Но сегодня было совсем не так. Закончив первую копию, самую главную из трех, он сравнил ее с той песнью, которую недавно спел. Слова гимна на папирусе были все так же чисты и совершенны, как и в тот момент, когда их даровал ему Господь. Он склонил голову в знак благодарности.
Он взял новый папирус и начал вторую копию, а там и третью. Обычно при переписывании глаза его возвращались к оригиналу через каждые несколько слов. Сейчас он не взглянул на первую копию почти ни разу. Сегодня он в этом не нуждался.
Он не был изящным каллиграфом, но его почерк был достаточно разборчивым. После стольких лет в Ир-Рухайе ему уже казалось естественным даже писать слева направо.
Зазвенел колокол, зовущий к вечерней молитве. Монах с удивлением заметил, что струящийся в окно свет окрасился в розоватые цвета заката. Займи его труд больше времени, пришлось бы зажечь лампу. Он потер свои глаза, в первый раз заметив, насколько они устали. Может, ему и следовало зажечь лампу. Впрочем, о таких вещах он не беспокоился. Он мог бы писать и в полной темноте -- его поддержал бы своим светом Дух Святой.
Взяв с собой три копии гимна, он направился в часовню. Монах знал, что Иоанн будет доволен -- ведь он завершил свой труд за один день. До ухода из Ир-Рухайи оставалась еще масса дел.
* * *
Ревели ослы. Фыркали лошади. Верблюды стонали, как будто их мучили. Исаак знал, что все они вели бы себя точно так же, будь у них на спинах соломинки, а не тюки с корзинами. Настоятель стоял снаружи монастырских ворот, наблюдая за выходящими оттуда монахами и вьючными животными.
Из-за этого ухода на него словно навалилась вся тяжесть прожитых им лет. Он редко ощущал свой возраст, но Ир-Рухайя была ему домом на протяжении всей его взрослой жизни. Не так-то просто взять и вычеркнуть из жизни более полувека.
Исаак повернулся к Иоанну, который, как обычно, стоял от настоятеля по правую руку.

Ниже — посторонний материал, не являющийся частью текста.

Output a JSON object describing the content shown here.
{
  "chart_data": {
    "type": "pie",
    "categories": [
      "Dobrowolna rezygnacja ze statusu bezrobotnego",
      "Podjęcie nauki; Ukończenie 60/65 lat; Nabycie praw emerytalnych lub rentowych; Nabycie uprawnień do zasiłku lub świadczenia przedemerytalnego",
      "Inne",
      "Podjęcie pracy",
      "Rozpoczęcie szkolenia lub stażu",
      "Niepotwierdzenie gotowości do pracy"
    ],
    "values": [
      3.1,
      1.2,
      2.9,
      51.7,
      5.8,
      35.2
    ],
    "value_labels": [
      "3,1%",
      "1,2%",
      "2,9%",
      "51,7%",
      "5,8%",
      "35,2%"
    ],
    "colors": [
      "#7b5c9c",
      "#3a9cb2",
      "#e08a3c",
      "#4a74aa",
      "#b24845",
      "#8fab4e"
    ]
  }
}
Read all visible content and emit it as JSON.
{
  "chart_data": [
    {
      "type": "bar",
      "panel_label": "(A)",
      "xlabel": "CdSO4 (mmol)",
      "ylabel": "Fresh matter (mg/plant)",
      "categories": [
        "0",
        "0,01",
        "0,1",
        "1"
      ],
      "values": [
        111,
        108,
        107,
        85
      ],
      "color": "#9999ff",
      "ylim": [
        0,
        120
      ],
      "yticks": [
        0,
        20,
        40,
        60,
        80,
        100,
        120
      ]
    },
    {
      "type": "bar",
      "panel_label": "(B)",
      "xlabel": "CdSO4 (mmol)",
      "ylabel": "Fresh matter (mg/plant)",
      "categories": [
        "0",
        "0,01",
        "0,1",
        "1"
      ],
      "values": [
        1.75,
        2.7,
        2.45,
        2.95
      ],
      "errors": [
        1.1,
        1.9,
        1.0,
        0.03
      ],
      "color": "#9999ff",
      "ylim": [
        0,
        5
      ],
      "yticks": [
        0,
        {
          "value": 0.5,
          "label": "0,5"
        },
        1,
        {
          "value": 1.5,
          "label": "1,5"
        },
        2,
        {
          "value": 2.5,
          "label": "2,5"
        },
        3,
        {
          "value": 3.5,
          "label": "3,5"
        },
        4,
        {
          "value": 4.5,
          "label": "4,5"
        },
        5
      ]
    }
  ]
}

-- Да настанет день, -- сказал Исаак, -- когда персов выгонят обратно на родину их, и братья наши смогут вернуться сюда в мире и спокойствии.
-- И да возглавишь ты это возвращение, отец настоятель, воспевая хвалу Господу, -- сказал Иоанн. Глаза эконома не упускали ворот из виду ни на мгновение. Как только оттуда выходил очередной человек с животным, Иоанн ставил новую галочку на длинном свитке папируса, который держал в руках.
Исаак покачал головой:
-- Я слишком старое дерево для пересадки. Любая другая почва будет мне чужой. Мне больше не расцвести нигде.
-- Чепуха, -- сказал Иоанн. Однако уверенности в его голосе не было, как он ни пытался ее изобразить. Его коробила собственная непочтительность по отношению к настоятелю, и к тому же он опасался, что Исаак знает, о чем говорит. Он надеялся, что его начальник был неправ, и мысленно взмолился, чтобы так оно и было.
-- Как скажешь. -- Голос настоятеля звучал успокаивающе. Это он нарочно, подумал Иоанн. Исаак знал, что сейчас у Иоанна и без того было достаточно поводов для беспокойства.